Work Package A: Emission scenarios and climate change

Updated on 27/04/2022

Understanding the link between emissions pathway and climate response for a range of temperature limits.

Summary

The main human influence on the climate comes from the emission of greenhouse gases (GHG) into the atmosphere, such as carbon dioxide, methane and nitrous oxide. The global debate on mitigation of climate change focuses on the level of future climate change that might be considered tolerable, the emission reductions from current business-as-usual emission trends that could achieve this, and the feasibility of these emissions reductions. This area of the AVOID 2 research programme focuses on the quantitative link between emissions and future global warming and enables estimates to be made of the probability of various amounts of future warming for given hypothetical emissions pathways.

What do we already know?

The relationship between emissions of greenhouse gases and future global average warming is uncertain and depends on key parameters such as a measure of climate sensitivity and the strength of climate-carbon cycle feedbacks. Working Group I of the most recent IPCC assessment established that the sensitivity of the climate to changes in radiative forcing is still a major uncertainty but reported several different ways to estimate the uncertainty, all giving somewhat different answers. For a given emissions pathway, these will lead to different estimates of the risk of warming exceeding levels such as 2°C, however the IPCC Working Group III assessment only focused on a single uncertainty estimate for climate sensitivity. Another development of IPCC Working Group I was to catalogue the current estimates of the strength of several additional earth system feedbacks, such as the effect of carbon released from thawing permafrost, but the impact of these on the emissions pathways compatible with a given temperature target was not considered. Therefore, although the IPCC fifth assessment provided an improvement in understanding of feedbacks it left open many key questions around the implications for mitigation.

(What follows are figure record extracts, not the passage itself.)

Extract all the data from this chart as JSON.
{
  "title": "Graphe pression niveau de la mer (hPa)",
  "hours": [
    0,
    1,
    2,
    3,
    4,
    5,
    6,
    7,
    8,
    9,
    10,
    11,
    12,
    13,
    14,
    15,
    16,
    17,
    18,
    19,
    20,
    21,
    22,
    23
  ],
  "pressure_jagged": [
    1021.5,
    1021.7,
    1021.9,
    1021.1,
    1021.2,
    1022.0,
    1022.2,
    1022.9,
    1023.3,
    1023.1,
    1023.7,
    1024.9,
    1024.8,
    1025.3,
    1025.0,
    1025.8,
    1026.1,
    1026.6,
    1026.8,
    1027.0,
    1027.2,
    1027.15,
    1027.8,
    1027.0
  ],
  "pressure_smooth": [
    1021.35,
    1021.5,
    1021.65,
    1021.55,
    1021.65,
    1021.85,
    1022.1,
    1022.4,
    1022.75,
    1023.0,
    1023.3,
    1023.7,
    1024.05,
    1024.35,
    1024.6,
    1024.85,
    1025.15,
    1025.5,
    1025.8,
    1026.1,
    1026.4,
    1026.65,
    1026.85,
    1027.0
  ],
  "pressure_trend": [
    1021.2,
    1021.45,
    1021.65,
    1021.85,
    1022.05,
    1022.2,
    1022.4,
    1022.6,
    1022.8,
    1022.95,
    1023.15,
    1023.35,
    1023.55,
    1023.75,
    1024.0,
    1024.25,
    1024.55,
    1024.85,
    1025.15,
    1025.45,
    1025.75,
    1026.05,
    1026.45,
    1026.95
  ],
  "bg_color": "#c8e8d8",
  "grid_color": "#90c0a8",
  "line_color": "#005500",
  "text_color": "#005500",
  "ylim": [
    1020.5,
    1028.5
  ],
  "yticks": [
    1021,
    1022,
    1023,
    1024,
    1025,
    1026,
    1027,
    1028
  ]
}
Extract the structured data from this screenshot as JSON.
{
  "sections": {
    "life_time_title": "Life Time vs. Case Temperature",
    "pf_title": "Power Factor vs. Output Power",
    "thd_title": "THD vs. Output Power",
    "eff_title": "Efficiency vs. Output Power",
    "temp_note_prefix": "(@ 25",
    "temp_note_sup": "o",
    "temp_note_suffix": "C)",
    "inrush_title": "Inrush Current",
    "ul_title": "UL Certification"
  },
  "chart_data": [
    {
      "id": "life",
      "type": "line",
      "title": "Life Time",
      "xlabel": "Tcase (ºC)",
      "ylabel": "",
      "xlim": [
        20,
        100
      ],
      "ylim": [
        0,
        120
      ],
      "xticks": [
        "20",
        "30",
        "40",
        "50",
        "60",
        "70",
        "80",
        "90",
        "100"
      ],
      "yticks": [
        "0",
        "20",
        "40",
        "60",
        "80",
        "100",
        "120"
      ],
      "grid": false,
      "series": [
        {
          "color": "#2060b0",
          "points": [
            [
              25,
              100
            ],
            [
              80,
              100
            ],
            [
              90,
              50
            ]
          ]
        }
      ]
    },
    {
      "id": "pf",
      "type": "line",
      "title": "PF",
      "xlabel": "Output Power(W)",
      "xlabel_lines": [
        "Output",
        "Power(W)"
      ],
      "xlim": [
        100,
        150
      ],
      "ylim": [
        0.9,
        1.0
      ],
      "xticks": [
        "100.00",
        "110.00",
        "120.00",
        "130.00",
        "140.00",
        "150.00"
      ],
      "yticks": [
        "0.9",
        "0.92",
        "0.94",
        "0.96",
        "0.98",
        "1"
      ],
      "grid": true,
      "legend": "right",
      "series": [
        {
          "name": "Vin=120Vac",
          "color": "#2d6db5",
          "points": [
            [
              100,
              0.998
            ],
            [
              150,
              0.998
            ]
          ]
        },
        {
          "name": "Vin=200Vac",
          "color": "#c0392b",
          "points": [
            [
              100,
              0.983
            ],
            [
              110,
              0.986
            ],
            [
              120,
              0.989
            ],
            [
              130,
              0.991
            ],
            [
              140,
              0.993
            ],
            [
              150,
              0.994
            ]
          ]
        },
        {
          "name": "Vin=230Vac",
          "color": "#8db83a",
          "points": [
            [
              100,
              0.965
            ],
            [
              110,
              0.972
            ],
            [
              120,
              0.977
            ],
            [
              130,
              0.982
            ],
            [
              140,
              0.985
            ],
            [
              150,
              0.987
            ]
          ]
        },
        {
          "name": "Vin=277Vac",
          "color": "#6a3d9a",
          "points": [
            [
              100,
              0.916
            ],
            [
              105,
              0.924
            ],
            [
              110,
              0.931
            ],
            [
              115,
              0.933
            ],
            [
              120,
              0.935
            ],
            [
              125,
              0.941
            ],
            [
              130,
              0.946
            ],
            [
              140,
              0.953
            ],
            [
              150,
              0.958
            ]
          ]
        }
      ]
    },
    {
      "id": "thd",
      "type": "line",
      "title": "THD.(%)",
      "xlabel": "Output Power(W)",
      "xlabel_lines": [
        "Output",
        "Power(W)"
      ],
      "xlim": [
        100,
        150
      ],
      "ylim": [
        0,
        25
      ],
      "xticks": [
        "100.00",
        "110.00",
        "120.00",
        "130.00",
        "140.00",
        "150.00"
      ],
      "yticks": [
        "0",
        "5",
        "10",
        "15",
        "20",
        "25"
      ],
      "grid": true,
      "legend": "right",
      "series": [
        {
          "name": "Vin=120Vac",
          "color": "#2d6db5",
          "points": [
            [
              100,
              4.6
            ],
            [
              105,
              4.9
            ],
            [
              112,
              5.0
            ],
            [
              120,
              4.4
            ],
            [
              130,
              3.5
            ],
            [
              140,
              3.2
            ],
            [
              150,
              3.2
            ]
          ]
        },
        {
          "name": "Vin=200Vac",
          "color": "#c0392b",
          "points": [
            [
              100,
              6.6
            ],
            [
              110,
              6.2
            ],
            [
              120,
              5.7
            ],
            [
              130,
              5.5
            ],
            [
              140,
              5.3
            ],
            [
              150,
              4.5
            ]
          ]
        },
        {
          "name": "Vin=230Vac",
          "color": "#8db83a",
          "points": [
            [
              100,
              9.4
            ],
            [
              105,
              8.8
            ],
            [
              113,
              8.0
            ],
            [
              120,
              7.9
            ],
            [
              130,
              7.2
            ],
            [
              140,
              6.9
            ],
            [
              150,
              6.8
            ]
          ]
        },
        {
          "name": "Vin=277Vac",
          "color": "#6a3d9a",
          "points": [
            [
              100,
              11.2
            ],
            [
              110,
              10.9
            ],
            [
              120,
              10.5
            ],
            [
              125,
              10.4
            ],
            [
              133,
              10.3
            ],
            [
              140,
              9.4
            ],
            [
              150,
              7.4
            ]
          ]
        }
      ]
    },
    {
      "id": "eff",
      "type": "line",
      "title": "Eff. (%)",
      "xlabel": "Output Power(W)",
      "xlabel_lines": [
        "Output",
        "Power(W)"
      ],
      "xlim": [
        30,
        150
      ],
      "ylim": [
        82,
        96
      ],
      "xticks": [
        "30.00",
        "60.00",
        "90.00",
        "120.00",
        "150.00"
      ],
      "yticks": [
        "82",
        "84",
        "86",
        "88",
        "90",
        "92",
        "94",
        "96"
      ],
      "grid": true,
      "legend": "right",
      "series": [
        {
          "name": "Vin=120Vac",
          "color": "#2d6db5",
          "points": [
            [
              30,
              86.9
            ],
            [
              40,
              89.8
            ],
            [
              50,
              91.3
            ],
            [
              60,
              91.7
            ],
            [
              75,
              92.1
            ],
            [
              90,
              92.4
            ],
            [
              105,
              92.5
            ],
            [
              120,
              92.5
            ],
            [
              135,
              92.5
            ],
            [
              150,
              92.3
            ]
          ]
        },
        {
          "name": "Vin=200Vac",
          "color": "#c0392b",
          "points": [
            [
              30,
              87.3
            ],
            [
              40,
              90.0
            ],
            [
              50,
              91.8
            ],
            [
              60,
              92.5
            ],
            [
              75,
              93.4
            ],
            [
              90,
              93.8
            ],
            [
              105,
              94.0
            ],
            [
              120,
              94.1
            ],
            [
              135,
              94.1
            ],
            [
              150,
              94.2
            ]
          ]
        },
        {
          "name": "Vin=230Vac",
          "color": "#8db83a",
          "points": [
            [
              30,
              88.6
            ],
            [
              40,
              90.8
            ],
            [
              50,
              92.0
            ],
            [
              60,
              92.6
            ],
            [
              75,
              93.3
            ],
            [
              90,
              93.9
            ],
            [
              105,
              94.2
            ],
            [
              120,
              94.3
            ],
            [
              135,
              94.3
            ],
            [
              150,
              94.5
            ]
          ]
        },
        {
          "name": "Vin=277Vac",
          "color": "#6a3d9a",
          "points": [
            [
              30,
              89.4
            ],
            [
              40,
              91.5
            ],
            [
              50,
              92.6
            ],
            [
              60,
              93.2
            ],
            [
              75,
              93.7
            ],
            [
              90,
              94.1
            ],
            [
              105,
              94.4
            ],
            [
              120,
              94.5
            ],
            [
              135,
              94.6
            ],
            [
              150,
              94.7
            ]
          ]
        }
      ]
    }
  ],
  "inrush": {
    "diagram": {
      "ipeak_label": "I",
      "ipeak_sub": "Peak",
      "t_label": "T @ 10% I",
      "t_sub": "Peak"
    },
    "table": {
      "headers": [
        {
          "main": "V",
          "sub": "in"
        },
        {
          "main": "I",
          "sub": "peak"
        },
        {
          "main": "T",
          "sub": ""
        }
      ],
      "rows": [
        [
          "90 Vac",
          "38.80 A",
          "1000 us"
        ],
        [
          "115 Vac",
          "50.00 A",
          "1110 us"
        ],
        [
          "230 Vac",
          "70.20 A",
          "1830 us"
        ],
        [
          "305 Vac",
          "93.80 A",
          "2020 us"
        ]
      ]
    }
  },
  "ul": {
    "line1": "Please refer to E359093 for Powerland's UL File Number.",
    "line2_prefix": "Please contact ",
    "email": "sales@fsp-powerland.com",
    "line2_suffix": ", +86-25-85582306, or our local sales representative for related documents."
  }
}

What will this research achieve?

Firstly this work will reprocess the IPCC’s working group III database of emissions pathways to take account of key climate science uncertainties that were not adequately included. Secondly, the work will be extended to include new emissions pathways developed in AVOID work package C. Additional work will focus on giving regional rather than global projections using more sophisticated climate models, and providing a better understanding of the physical constraints on, so called, overshoot scenarios. These overshoot pathways seek to lower mitigation costs by allowing concentrations of greenhouse gases, and sometimes temperature, to temporarily exceed the eventual target level. A new novel approach will also look at early detection of the benefits of mitigation.

What is the policy relevance?

This work will contribute to the evidence around the choice of long-term climate goals, which is under discussion through the UNFCCC Subsidiary Body for Scientific and Technological Advice (SBSTA) as part of a structured expert dialogue. Additionally it will provide new quantification of the range of human driven greenhouse gas emissions compatible with different long-term temperature targets, which remains a central aspect of the UNFCCC climate negotiations.